LLM Wardens: Mitigating Adversarial Persuasion with Third-Party Conversational Oversight
Abstract
Adversarial large language models can manipulate user decisions in 65.4% of cases, but a monitoring "warden" model reduces this to 30.4% by providing real-time advisory warnings.
LLMs are increasingly capable of persuasion, which raises the question of how to protect users against manipulation. In a preregistered user study (N=120) across four decision-making scenarios, we find that an adversarial LLM with a hidden goal succeeds in steering users' decisions 65.4% of the time. We then introduce a "warden" model: a secondary LLM that monitors the human-AI interaction trace in real time and issues non-binding, private advisories to the user when it detects manipulation.

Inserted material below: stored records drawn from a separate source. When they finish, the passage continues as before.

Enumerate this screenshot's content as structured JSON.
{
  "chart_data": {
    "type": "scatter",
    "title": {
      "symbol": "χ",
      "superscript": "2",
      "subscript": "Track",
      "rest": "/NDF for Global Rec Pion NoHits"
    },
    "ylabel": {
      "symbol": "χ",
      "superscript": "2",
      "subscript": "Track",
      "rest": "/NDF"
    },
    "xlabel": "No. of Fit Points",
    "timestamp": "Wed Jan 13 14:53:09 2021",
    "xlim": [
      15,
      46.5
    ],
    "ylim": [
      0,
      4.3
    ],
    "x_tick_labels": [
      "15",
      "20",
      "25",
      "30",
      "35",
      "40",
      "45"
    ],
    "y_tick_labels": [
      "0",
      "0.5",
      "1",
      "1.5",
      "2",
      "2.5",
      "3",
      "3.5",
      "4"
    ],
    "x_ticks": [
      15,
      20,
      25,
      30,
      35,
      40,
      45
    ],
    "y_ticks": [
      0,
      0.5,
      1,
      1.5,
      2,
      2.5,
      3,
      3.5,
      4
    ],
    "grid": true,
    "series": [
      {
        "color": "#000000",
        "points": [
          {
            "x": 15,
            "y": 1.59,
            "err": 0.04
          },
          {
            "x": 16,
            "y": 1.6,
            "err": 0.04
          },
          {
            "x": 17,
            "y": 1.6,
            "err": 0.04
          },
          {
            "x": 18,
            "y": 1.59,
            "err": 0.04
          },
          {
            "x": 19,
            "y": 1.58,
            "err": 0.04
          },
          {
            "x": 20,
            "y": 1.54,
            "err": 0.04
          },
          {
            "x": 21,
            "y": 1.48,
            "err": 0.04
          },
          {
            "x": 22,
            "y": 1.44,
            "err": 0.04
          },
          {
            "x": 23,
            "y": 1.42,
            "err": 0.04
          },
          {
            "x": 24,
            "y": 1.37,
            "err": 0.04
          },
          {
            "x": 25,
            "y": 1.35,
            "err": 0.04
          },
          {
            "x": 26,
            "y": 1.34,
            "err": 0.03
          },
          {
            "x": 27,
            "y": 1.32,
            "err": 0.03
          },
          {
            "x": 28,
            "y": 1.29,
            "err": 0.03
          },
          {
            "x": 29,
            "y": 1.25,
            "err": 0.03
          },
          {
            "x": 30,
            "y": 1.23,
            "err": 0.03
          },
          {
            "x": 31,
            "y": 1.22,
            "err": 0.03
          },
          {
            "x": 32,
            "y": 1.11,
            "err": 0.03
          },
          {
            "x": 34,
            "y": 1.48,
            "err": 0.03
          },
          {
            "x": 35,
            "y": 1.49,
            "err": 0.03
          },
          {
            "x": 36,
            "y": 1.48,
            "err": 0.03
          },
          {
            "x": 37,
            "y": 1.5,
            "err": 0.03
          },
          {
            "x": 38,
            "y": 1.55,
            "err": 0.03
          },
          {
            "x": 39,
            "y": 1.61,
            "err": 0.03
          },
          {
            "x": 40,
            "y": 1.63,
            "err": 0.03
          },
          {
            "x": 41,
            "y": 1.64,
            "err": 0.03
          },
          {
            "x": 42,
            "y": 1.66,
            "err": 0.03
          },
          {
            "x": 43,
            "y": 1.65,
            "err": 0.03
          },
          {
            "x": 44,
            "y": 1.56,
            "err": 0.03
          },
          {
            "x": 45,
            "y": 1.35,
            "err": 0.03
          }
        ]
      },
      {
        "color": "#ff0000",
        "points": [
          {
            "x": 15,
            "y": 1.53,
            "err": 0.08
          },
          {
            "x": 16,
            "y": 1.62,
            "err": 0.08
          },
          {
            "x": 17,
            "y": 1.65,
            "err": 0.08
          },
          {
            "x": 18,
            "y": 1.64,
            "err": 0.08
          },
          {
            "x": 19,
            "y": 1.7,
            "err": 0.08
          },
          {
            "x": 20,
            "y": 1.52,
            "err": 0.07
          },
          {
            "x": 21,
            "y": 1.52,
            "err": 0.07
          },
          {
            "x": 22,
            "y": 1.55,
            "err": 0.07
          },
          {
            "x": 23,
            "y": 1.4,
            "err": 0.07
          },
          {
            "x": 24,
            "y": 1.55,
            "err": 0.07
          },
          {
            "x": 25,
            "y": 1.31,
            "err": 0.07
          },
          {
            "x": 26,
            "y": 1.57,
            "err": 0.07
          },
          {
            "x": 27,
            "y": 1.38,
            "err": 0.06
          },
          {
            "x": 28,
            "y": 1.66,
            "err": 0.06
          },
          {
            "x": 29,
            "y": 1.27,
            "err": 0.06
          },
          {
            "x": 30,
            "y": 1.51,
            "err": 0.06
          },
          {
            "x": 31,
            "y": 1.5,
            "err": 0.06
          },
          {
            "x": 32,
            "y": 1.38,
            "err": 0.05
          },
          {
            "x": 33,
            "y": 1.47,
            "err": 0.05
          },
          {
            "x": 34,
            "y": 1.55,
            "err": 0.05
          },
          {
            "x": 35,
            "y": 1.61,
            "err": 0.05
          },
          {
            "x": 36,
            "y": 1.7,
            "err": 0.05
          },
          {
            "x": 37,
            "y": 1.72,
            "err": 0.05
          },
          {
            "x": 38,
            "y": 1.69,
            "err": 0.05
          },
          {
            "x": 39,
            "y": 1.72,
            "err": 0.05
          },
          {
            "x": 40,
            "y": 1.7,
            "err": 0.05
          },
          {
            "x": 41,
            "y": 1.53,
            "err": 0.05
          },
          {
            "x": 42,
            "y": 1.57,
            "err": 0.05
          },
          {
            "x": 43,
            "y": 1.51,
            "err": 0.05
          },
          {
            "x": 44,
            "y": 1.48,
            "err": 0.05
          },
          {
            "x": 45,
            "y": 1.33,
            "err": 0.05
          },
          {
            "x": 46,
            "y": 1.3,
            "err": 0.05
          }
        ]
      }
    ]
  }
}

Adding a warden more than halves the adversary's success rate to 30.4%, with a much smaller (8.6 percentage points) reduction for genuine interactions. To probe the mechanism behind these results, we release COAX-Bench, a simulation benchmark spanning 14 decision-making scenarios, including hiring, voting, and file access. Across 16,212 simulated multi-agent interactions, capable adversarial LLMs achieve their hidden goals in 34.7% of cases, which warden models reduce to 12.3%. Notably, even warden models substantially weaker than the adversary they oversee provide meaningful protection, suggesting a path for scalable oversight of more capable models.